If HLA antibody testing is performed and yields a sufficiently positive result, then the patient may be administered HLA-matched platelets. Similarly, if a platelet antibody screen is performed and yields a positive result, then the patient may be administered crossmatched platelets.

After each HLA-matched or crossmatched platelet unit, it is important to continue to assess platelet counts 10–60 ​min after transfusions in order to calculate CCIs.

Non-immune refractoriness may be managed by addressing the underlying causes.

A positive antibody test, by itself, does not diagnose refractoriness.

Low CCIs alone do not diagnose immune refractoriness and do not indicate special products.

Both low CCIs and a positive antibody test do not guarantee a matched product will yield a benefit.

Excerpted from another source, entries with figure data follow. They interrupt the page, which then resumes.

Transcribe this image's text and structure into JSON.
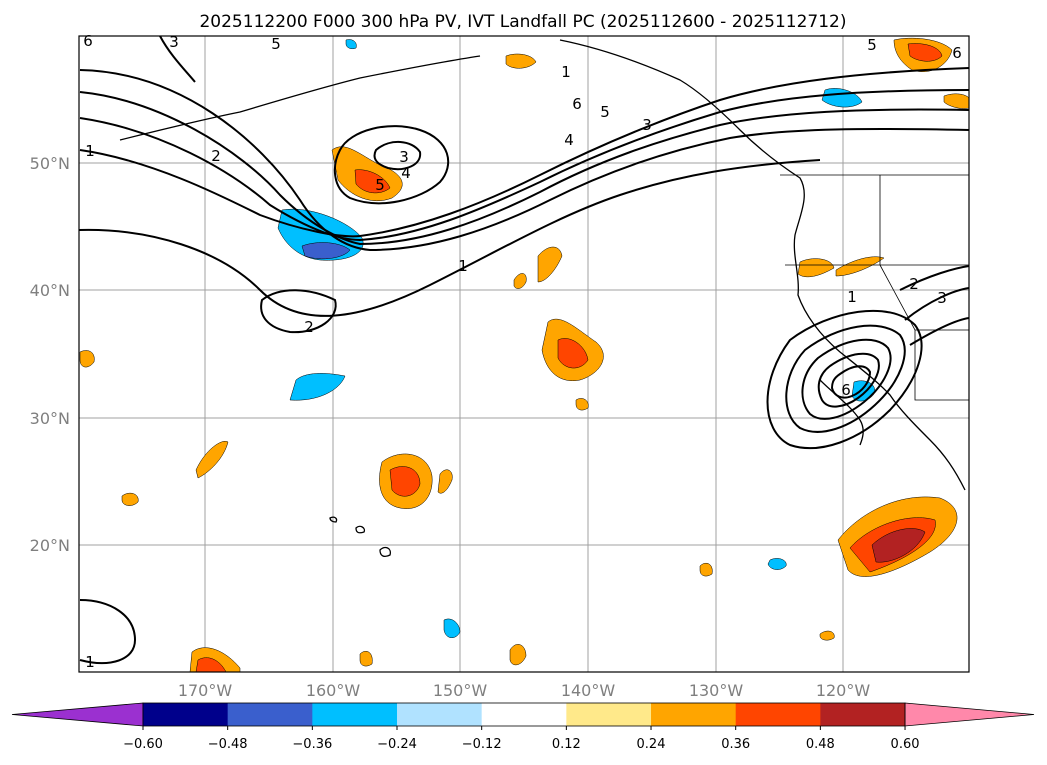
{
  "title": "2025112200 F000 300 hPa PV, IVT Landfall PC (2025112600 - 2025112712)",
  "lat_labels": [
    "50°N",
    "40°N",
    "30°N",
    "20°N"
  ],
  "lon_labels": [
    "170°W",
    "160°W",
    "150°W",
    "140°W",
    "130°W",
    "120°W"
  ],
  "contour_labels": [
    "1",
    "2",
    "3",
    "4",
    "5",
    "6"
  ],
  "colorbar": {
    "ticks": [
      "−0.60",
      "−0.48",
      "−0.36",
      "−0.24",
      "−0.12",
      "0.12",
      "0.24",
      "0.36",
      "0.48",
      "0.60"
    ],
    "colors": [
      "#9b30d0",
      "#00008b",
      "#3a5fcd",
      "#00bfff",
      "#b0e2ff",
      "#ffffff",
      "#ffe98a",
      "#ffa500",
      "#ff4500",
      "#b22222",
      "#ff88aa"
    ]
  }
}
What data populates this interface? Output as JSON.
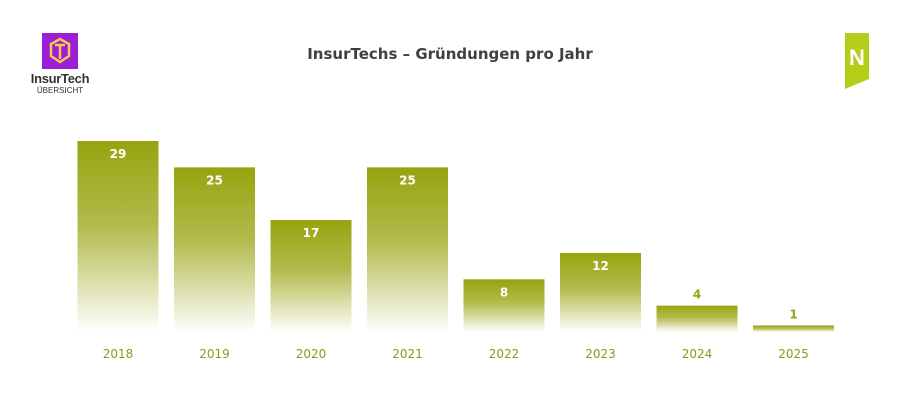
{
  "logo_left": {
    "name": "InsurTech",
    "sub": "ÜBERSICHT",
    "color": "#9b1fd6"
  },
  "logo_right": {
    "letter": "N",
    "color": "#b5cc18"
  },
  "chart_data": {
    "type": "bar",
    "title": "InsurTechs – Gründungen pro Jahr",
    "categories": [
      "2018",
      "2019",
      "2020",
      "2021",
      "2022",
      "2023",
      "2024",
      "2025"
    ],
    "values": [
      29,
      25,
      17,
      25,
      8,
      12,
      4,
      1
    ],
    "ylim": [
      0,
      29
    ],
    "grid": false,
    "bar_color": "#98a30e",
    "label_color_inside": "#ffffff",
    "tick_label_color": "#8a9a1a"
  }
}
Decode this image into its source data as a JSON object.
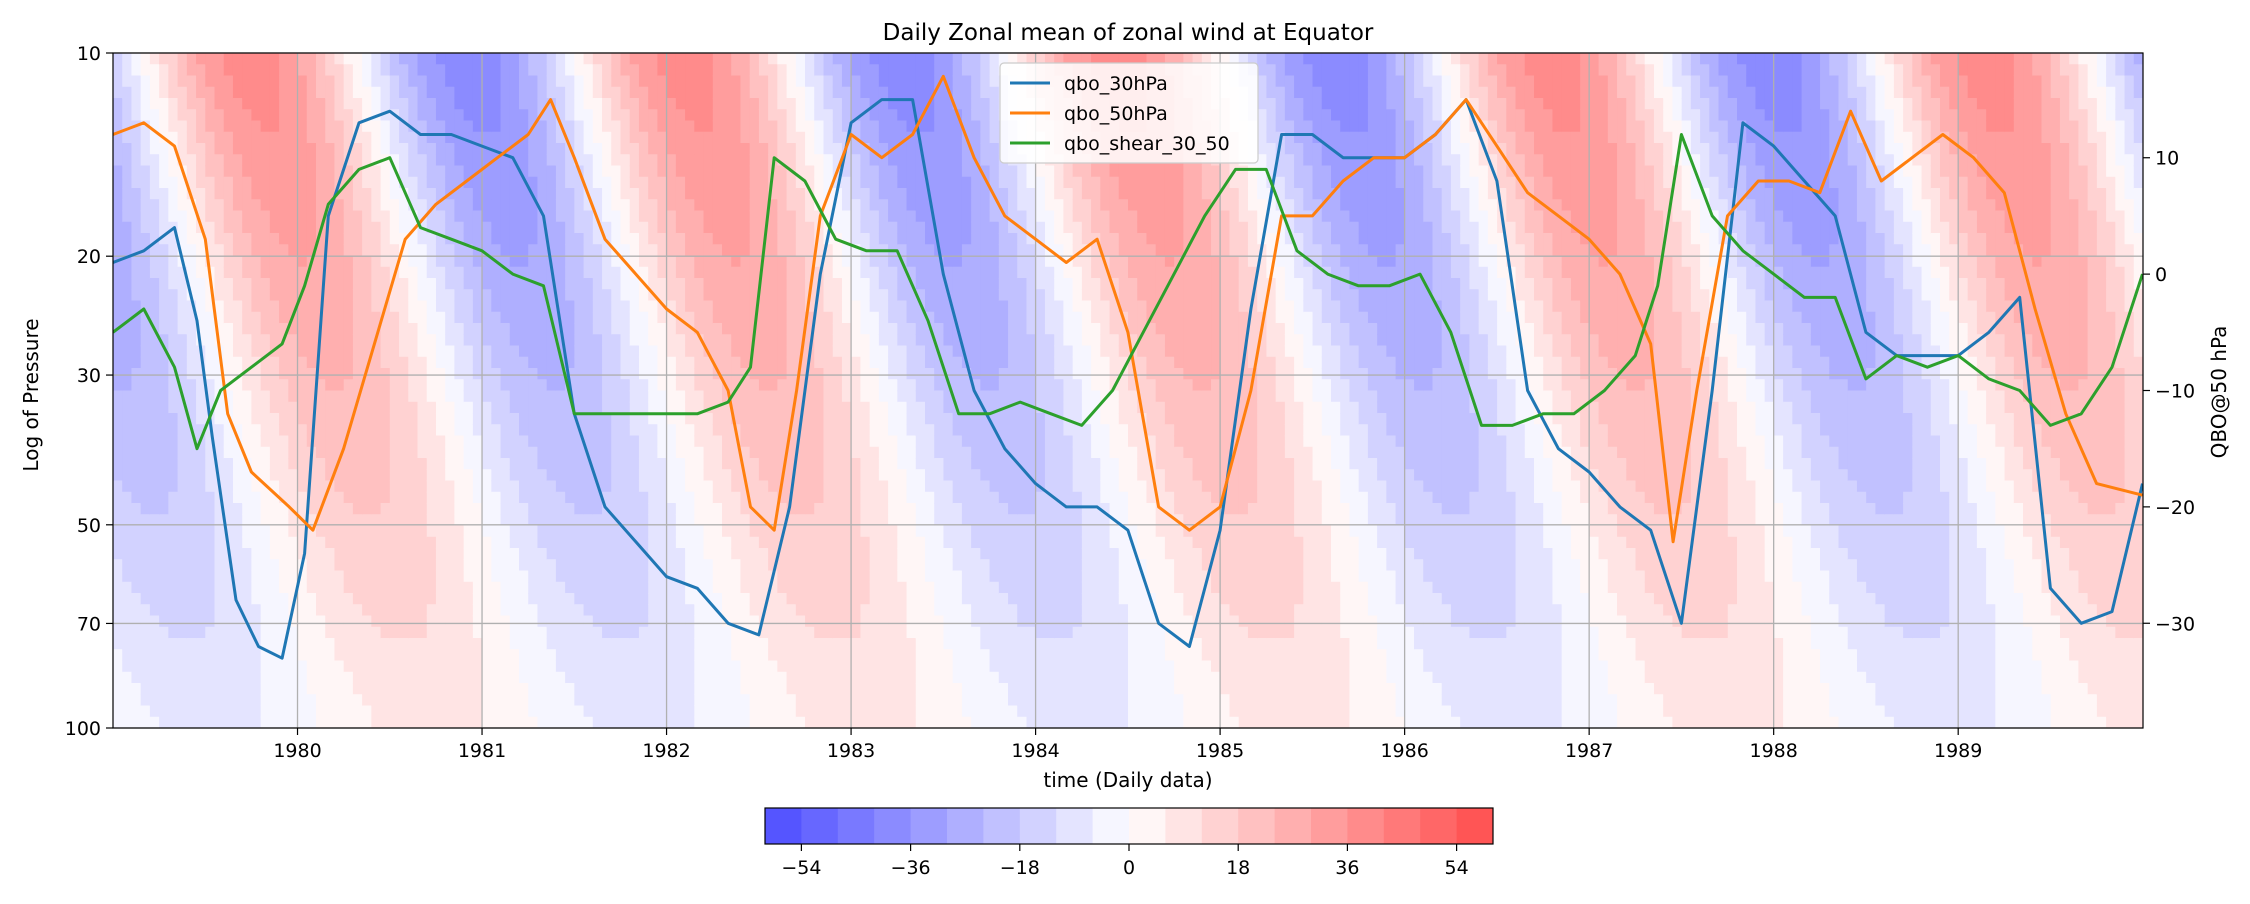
{
  "chart_data": {
    "type": "heatmap",
    "title": "Daily Zonal mean of zonal wind at Equator",
    "xlabel": "time (Daily data)",
    "ylabel": "Log of Pressure",
    "ylabel_right": "QBO@50 hPa",
    "x_range": [
      "1979-01-01",
      "1989-12-31"
    ],
    "x_ticks": [
      "1980",
      "1981",
      "1982",
      "1983",
      "1984",
      "1985",
      "1986",
      "1987",
      "1988",
      "1989"
    ],
    "y_ticks_left": [
      "10",
      "20",
      "30",
      "50",
      "70",
      "100"
    ],
    "y_ticks_right": [
      "10",
      "0",
      "−10",
      "−20",
      "−30"
    ],
    "y_range_left_hPa": [
      100,
      10
    ],
    "y_scale_left": "log",
    "y_range_right": [
      -39,
      19
    ],
    "grid": true,
    "legend_placement": "top-center",
    "colorbar": {
      "ticks": [
        "−54",
        "−36",
        "−18",
        "0",
        "18",
        "36",
        "54"
      ],
      "range": [
        -60,
        60
      ],
      "levels": 20,
      "cmap": "bwr"
    },
    "wind_contour_field": {
      "description_units": "m/s",
      "pressure_levels_hPa": [
        10,
        15,
        20,
        30,
        40,
        50,
        70,
        100
      ],
      "time_points": [
        "1979-01",
        "1979-07",
        "1980-01",
        "1980-07",
        "1981-01",
        "1981-07",
        "1982-01",
        "1982-07",
        "1983-01",
        "1983-07",
        "1984-01",
        "1984-07",
        "1985-01",
        "1985-07",
        "1986-01",
        "1986-07",
        "1987-01",
        "1987-07",
        "1988-01",
        "1988-07",
        "1989-01",
        "1989-07",
        "1989-12"
      ]
    },
    "series": [
      {
        "name": "qbo_30hPa",
        "color": "#1f77b4",
        "x": [
          "1979-01-01",
          "1979-03-01",
          "1979-05-01",
          "1979-06-15",
          "1979-07-15",
          "1979-09-01",
          "1979-10-15",
          "1979-12-01",
          "1980-01-15",
          "1980-03-01",
          "1980-05-01",
          "1980-07-01",
          "1980-09-01",
          "1980-11-01",
          "1981-01-01",
          "1981-03-01",
          "1981-05-01",
          "1981-07-01",
          "1981-09-01",
          "1981-11-01",
          "1982-01-01",
          "1982-03-01",
          "1982-05-01",
          "1982-07-01",
          "1982-09-01",
          "1982-11-01",
          "1983-01-01",
          "1983-03-01",
          "1983-05-01",
          "1983-07-01",
          "1983-09-01",
          "1983-11-01",
          "1984-01-01",
          "1984-03-01",
          "1984-05-01",
          "1984-07-01",
          "1984-09-01",
          "1984-11-01",
          "1985-01-01",
          "1985-03-01",
          "1985-05-01",
          "1985-07-01",
          "1985-09-01",
          "1985-11-01",
          "1986-01-01",
          "1986-03-01",
          "1986-05-01",
          "1986-07-01",
          "1986-09-01",
          "1986-11-01",
          "1987-01-01",
          "1987-03-01",
          "1987-05-01",
          "1987-07-01",
          "1987-09-01",
          "1987-11-01",
          "1988-01-01",
          "1988-03-01",
          "1988-05-01",
          "1988-07-01",
          "1988-09-01",
          "1988-11-01",
          "1989-01-01",
          "1989-03-01",
          "1989-05-01",
          "1989-07-01",
          "1989-09-01",
          "1989-11-01",
          "1989-12-31"
        ],
        "y": [
          1,
          2,
          4,
          -4,
          -14,
          -28,
          -32,
          -33,
          -24,
          5,
          13,
          14,
          12,
          12,
          11,
          10,
          5,
          -12,
          -20,
          -23,
          -26,
          -27,
          -30,
          -31,
          -20,
          0,
          13,
          15,
          15,
          0,
          -10,
          -15,
          -18,
          -20,
          -20,
          -22,
          -30,
          -32,
          -22,
          -3,
          12,
          12,
          10,
          10,
          10,
          12,
          15,
          8,
          -10,
          -15,
          -17,
          -20,
          -22,
          -30,
          -10,
          13,
          11,
          8,
          5,
          -5,
          -7,
          -7,
          -7,
          -5,
          -2,
          -27,
          -30,
          -29,
          -18
        ]
      },
      {
        "name": "qbo_50hPa",
        "color": "#ff7f0e",
        "x": [
          "1979-01-01",
          "1979-03-01",
          "1979-05-01",
          "1979-07-01",
          "1979-08-15",
          "1979-10-01",
          "1979-12-15",
          "1980-02-01",
          "1980-04-01",
          "1980-06-01",
          "1980-08-01",
          "1980-10-01",
          "1980-12-01",
          "1981-02-01",
          "1981-04-01",
          "1981-05-15",
          "1981-07-01",
          "1981-09-01",
          "1981-11-01",
          "1982-01-01",
          "1982-03-01",
          "1982-05-01",
          "1982-06-15",
          "1982-08-01",
          "1982-09-15",
          "1982-11-01",
          "1983-01-01",
          "1983-03-01",
          "1983-05-01",
          "1983-07-01",
          "1983-09-01",
          "1983-11-01",
          "1984-01-01",
          "1984-03-01",
          "1984-05-01",
          "1984-07-01",
          "1984-09-01",
          "1984-11-01",
          "1985-01-01",
          "1985-03-01",
          "1985-05-01",
          "1985-07-01",
          "1985-09-01",
          "1985-11-01",
          "1986-01-01",
          "1986-03-01",
          "1986-05-01",
          "1986-07-01",
          "1986-09-01",
          "1986-11-01",
          "1987-01-01",
          "1987-03-01",
          "1987-05-01",
          "1987-06-15",
          "1987-08-01",
          "1987-10-01",
          "1987-12-01",
          "1988-02-01",
          "1988-04-01",
          "1988-06-01",
          "1988-08-01",
          "1988-10-01",
          "1988-12-01",
          "1989-02-01",
          "1989-04-01",
          "1989-06-01",
          "1989-08-01",
          "1989-10-01",
          "1989-12-31"
        ],
        "y": [
          12,
          13,
          11,
          3,
          -12,
          -17,
          -20,
          -22,
          -15,
          -6,
          3,
          6,
          8,
          10,
          12,
          15,
          10,
          3,
          0,
          -3,
          -5,
          -10,
          -20,
          -22,
          -10,
          5,
          12,
          10,
          12,
          17,
          10,
          5,
          3,
          1,
          3,
          -5,
          -20,
          -22,
          -20,
          -10,
          5,
          5,
          8,
          10,
          10,
          12,
          15,
          11,
          7,
          5,
          3,
          0,
          -6,
          -23,
          -10,
          5,
          8,
          8,
          7,
          14,
          8,
          10,
          12,
          10,
          7,
          -3,
          -12,
          -18,
          -19
        ]
      },
      {
        "name": "qbo_shear_30_50",
        "color": "#2ca02c",
        "x": [
          "1979-01-01",
          "1979-03-01",
          "1979-05-01",
          "1979-06-15",
          "1979-08-01",
          "1979-10-01",
          "1979-12-01",
          "1980-01-15",
          "1980-03-01",
          "1980-05-01",
          "1980-07-01",
          "1980-09-01",
          "1980-11-01",
          "1981-01-01",
          "1981-03-01",
          "1981-05-01",
          "1981-07-01",
          "1981-09-01",
          "1981-11-01",
          "1982-01-01",
          "1982-03-01",
          "1982-05-01",
          "1982-06-15",
          "1982-08-01",
          "1982-10-01",
          "1982-12-01",
          "1983-02-01",
          "1983-04-01",
          "1983-06-01",
          "1983-08-01",
          "1983-10-01",
          "1983-12-01",
          "1984-02-01",
          "1984-04-01",
          "1984-06-01",
          "1984-08-01",
          "1984-10-01",
          "1984-12-01",
          "1985-02-01",
          "1985-04-01",
          "1985-06-01",
          "1985-08-01",
          "1985-10-01",
          "1985-12-01",
          "1986-02-01",
          "1986-04-01",
          "1986-06-01",
          "1986-08-01",
          "1986-10-01",
          "1986-12-01",
          "1987-02-01",
          "1987-04-01",
          "1987-05-15",
          "1987-07-01",
          "1987-09-01",
          "1987-11-01",
          "1988-01-01",
          "1988-03-01",
          "1988-05-01",
          "1988-07-01",
          "1988-09-01",
          "1988-11-01",
          "1989-01-01",
          "1989-03-01",
          "1989-05-01",
          "1989-07-01",
          "1989-09-01",
          "1989-11-01",
          "1989-12-31"
        ],
        "y": [
          -5,
          -3,
          -8,
          -15,
          -10,
          -8,
          -6,
          -1,
          6,
          9,
          10,
          4,
          3,
          2,
          0,
          -1,
          -12,
          -12,
          -12,
          -12,
          -12,
          -11,
          -8,
          10,
          8,
          3,
          2,
          2,
          -4,
          -12,
          -12,
          -11,
          -12,
          -13,
          -10,
          -5,
          0,
          5,
          9,
          9,
          2,
          0,
          -1,
          -1,
          0,
          -5,
          -13,
          -13,
          -12,
          -12,
          -10,
          -7,
          -1,
          12,
          5,
          2,
          0,
          -2,
          -2,
          -9,
          -7,
          -8,
          -7,
          -9,
          -10,
          -13,
          -12,
          -8,
          0
        ]
      }
    ]
  }
}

An underappreciated nuance is that the optimal assessment of platelet refractoriness is step-wise. The important steps are the following and in this sequence. Obtain post-transfusion counts within 60 ​min of transfusion. Calculate CCI. If 2 consecutive CCIs are low, then do antibody testing. If antibody testing is sufficiently positive, procure matched platelets. After each transfusion of matched platelets, obtain a post-transfusion count within 60 ​min and calculate CCI. If the CCI is good, then inform the blood center to consider asking the donor to donate again for the patient.